Transnational trade holds opportunities for prosperity and development if accompanied by a robust political and legal framework. Yet, where such a framework is missing, transnational trade is frequently associated with, among others, negative impacts on the environment. Applying a legal comparison, this article assesses if recent free trade agreements, i.e., the Mercosur Agreement, CETA and the EU–Vietnam Free Trade Agreement, negotiated by the European Union, have been underpinned with effective environmental standards so that they are in line with global environmental goals and avoid detrimental effects on climate and biodiversity. Besides that, we evaluate the extent to which these agreements at least enable and incentivise environmental pioneering policies in the trading Parties. In particular, we discuss the likely impacts of the agreements on the agricultural sector. The analysis finds that, while a few mandatory standards concerning, e.g., deforestation have been established, overall, the agreements lack a comprehensive legal framework to uphold/enhance environmental protection.

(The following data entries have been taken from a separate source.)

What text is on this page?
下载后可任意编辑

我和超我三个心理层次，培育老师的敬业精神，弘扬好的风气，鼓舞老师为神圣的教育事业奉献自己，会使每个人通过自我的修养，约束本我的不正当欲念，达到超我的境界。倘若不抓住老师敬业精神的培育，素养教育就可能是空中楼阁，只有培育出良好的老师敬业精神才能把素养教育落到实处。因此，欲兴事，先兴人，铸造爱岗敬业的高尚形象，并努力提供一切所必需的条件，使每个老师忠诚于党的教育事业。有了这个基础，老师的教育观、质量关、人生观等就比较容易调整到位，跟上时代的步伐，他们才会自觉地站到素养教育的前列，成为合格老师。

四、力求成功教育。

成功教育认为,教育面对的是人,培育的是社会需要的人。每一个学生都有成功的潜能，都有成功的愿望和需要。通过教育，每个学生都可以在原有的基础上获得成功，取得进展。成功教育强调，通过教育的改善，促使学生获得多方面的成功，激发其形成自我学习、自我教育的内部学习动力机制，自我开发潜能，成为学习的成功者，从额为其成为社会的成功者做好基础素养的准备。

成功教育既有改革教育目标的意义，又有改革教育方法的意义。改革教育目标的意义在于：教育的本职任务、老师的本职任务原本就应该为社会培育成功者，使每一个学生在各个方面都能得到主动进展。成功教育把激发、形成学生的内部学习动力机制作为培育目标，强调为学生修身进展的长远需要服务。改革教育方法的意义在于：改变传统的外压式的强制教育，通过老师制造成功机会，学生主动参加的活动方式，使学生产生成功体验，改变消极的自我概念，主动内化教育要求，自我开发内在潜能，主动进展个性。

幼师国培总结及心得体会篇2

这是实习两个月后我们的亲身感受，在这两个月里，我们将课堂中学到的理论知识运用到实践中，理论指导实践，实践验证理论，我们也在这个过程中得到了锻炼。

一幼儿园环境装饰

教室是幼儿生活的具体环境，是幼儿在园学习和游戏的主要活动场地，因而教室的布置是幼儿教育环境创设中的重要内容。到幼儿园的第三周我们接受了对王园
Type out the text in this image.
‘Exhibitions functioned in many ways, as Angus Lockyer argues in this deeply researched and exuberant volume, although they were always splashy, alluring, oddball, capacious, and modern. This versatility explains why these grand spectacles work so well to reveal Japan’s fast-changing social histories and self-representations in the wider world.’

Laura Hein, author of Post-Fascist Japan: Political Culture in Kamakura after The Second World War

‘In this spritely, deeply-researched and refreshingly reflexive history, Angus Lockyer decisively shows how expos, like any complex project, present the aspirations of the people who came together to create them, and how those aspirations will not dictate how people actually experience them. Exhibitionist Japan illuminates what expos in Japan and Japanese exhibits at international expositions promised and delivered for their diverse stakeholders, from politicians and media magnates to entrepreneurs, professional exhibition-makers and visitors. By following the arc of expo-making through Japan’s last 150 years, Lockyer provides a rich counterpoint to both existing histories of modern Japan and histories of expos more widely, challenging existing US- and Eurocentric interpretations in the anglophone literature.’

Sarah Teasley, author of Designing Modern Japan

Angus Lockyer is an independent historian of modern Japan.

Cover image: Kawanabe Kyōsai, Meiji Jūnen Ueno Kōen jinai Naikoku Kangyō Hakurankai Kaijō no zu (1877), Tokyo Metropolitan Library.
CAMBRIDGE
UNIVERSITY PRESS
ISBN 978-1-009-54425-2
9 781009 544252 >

Moreover, weak dispute settlement mechanisms to ensure compliance with sustainability measures limits their effectiveness. In addition, the provisions on regulatory cooperation and investor-state dispute settlement are likely to negatively affect the decision-making processes and (thus) discourage ecological pioneering policies in the trading Parties. Hence, there is a long way to go so that transnational trade is compatible with global environmental goals.